En 2020, 5000 personnes étaient suivies par le Checkpoint, dont 85% de HSH. 13583 dépistages (VIH, IST – chlamydia et gonorrhée-, hépatites) ont été réalisés. En 2021, depuis la mise en œuvre de l’offre de santé du CSSAC au mois de mai, 32825 dépistages ont été réalisés, dont 3300 du VIH. 781 personnes étaient suivies dans le cadre de la PrEP, dont 509 initiations de parcours (soit 10,5 % des initiations PrEP en Ile-de-France).

"Traiter tout le monde de la même manière revient à nier les inégalités d’accès aux soins et les déterminants sociaux de santé - difficultés économiques, d’accès à internet ou discriminations -, continue Hannane Mouhim. Il faut adapter l’offre de santé aux besoins des personnes et porter une attention particulière à toutes celles qui cumulent des facteurs de vulnérabilité".

Montpellier

Le Spot Montpellier a été lancé en juillet 2021. La vaccination contre le papillomavirus y rencontre un très grand succès. Des groupes de parole ont aussi été mis en place pour les TDS ainsi que pour les personnes trans, autour des questions administratives ou d’injection. "On est partis d’une page blanche et aujourd'hui on a une file active de 700 personnes", raconte Vincent Péchenot, coordinateur de Aides Montpellier. Comme le Checkpoint et le Spot Marseille, le Spot Montpellier est équipé d’une machine GeneXpert®, automate de biologie médicale, qui permet de déceler en 90 minutes le VIH, le VHC, les Chlamydia et la gonorrhée. Les consultants réalisent des auto-prélèvements (gorge, anus, urine) que les infirmiers techniques mettent dans des cassettes, placées ensuite dans l’automate. Une fois les résultats obtenus, le consultant reçoit un SMS s’ils sont tous négatifs. Dans le cas d’un résultat indéterminé ou positif, un SMS lui demande de recontacter ou se rendre directement au centre, où il sera reçu par un médecin qui lui remettra un traitement antibiotique pour une IST, ou, en cas de test positif au VIH ou VHC, l’informera et l’orientera pour un RV à l’hôpital.

Des CeGIDD saturés

La création des CSSAC répond aux difficultés rencontrées par les personnes concernées. "L’offre en santé sexuelle existante ne répond pas suffisamment aux besoins communautaires, les CeGIDD [...] sont saturés et l’offre ne permet pas dans les grandes villes une réponse à l’échelle des enjeux", motivait en novembre 2020 le ministère de la Santé.

"Les centres de santé sexuelle sont une réponse pour atteindre l’objectif 2030 sans sida fixé par l’Onusida, ajoute Camille Spire, présidente de Aides.
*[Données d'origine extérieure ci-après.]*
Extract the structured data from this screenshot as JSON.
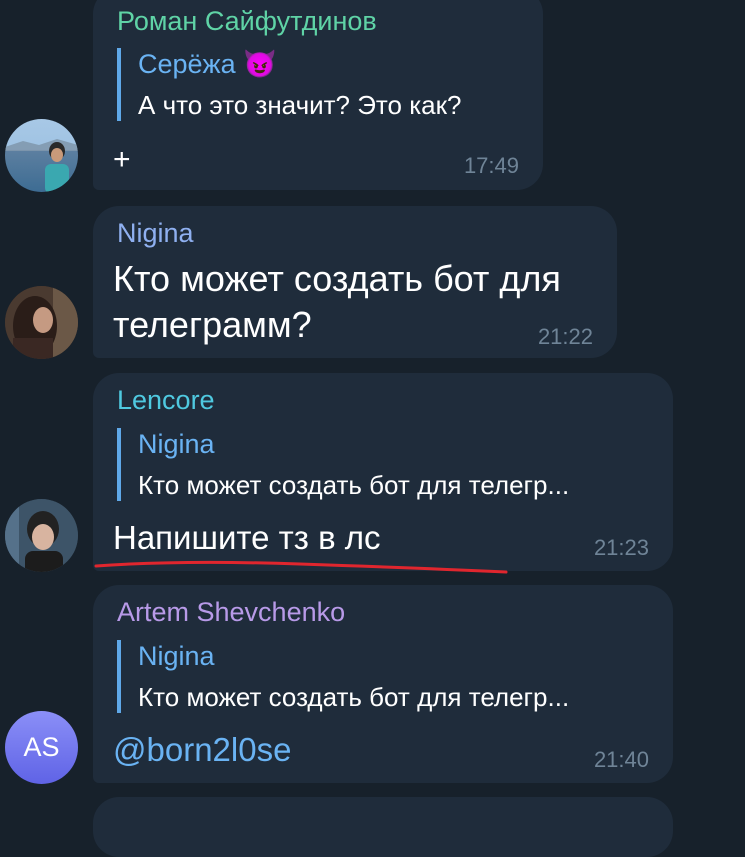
{
  "messages": [
    {
      "sender": "Роман Сайфутдинов",
      "sender_color": "#5fd3a6",
      "reply": {
        "author": "Серёжа 😈",
        "text": "А что это значит? Это как?"
      },
      "text": "+",
      "time": "17:49"
    },
    {
      "sender": "Nigina",
      "sender_color": "#8fb0f0",
      "text_lines": [
        "Кто может создать бот для",
        "телеграмм?"
      ],
      "time": "21:22"
    },
    {
      "sender": "Lencore",
      "sender_color": "#4fc9e0",
      "reply": {
        "author": "Nigina",
        "text": "Кто может создать бот для телегр..."
      },
      "text": "Напишите тз в лс",
      "time": "21:23"
    },
    {
      "sender": "Artem Shevchenko",
      "sender_color": "#b89ae8",
      "avatar_initials": "AS",
      "reply": {
        "author": "Nigina",
        "text": "Кто может создать бот для телегр..."
      },
      "text": "@born2l0se",
      "time": "21:40"
    }
  ],
  "colors": {
    "background": "#17212b",
    "bubble": "#1f2c3b",
    "link": "#6ab3f3",
    "underline": "#e0262e"
  }
}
Leur déploiement est indispensable pour mettre fin à l’épidémie." Grâce aux traitements ARV et à la PrEP, il est possible aujourd’hui de mettre un terme aux nouvelles transmissions de VIH. Après la phase d’expérimentation, les quatre CSSAC, espèrent pouvoir pérenniser cette offre de soins. "On a tous les outils pour arriver aux objectifs de 2030, reconnaît Hannane Mouhim, mais on n’y arrivera pas seuls."
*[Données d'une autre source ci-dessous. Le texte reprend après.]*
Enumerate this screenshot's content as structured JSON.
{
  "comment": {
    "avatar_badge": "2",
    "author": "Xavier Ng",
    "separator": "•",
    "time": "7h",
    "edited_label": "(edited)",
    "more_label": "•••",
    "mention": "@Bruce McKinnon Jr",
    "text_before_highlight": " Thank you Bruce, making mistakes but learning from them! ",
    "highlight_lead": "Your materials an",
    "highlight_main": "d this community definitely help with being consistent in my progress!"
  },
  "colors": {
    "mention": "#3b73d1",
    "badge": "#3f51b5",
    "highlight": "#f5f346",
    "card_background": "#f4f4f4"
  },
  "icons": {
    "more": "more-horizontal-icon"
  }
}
"Certaines orientations politiques nuisent à l’éradication du VIH, la pénalisation des clients de TDS par exemple ou encore le démantèlement progressif de l’AME, rappelle Nicolas Derche. C’est en luttant contre les inégalités de santé qu’on pourra vraiment atteindre l’objectif zéro contamination par le VIH".


(1) Arcat, qui édite le Journal du Sida, est également une association du Groupe SOS.
(2) Le C2S se situe au 23 rue des Capucins 69001. Téléphone : 04 28 29 04 87.
(3) En partenariat avec l’Agence Régionale de Santé, le C2S réserve des plages dédiées de vaccination Monkeypox à partir du lundi 05 septembre, du lundi au vendredi de 18h à 21h, le premier samedi du mois de 12H à 17H
(4) Le Checkpoint est ouvert du lundi au vendredi de 9h à 21h et le samedi de 9h à 18h

L’Organisation mondiale de la santé (OMS), définit la santé communautaire comme le processus par lequel les membres d’une même collectivité, géographique ou sociale, prennent en charge leur santé et celle de leur communauté. Elle souligne qu’"une opinion publique éclairée et une coopération active de la part du public sont d’une importance capitale pour l’amélioration de la santé des populations". Sandrine Motamed, médecin et autrice de la publication "Qu’est-ce que la santé communautaire ?" rappelle que cette vision participative est inscrite dans la constitution de l’OMS. (L’information psychiatrique, 2015/7, volume 91. Pages 563 à 567).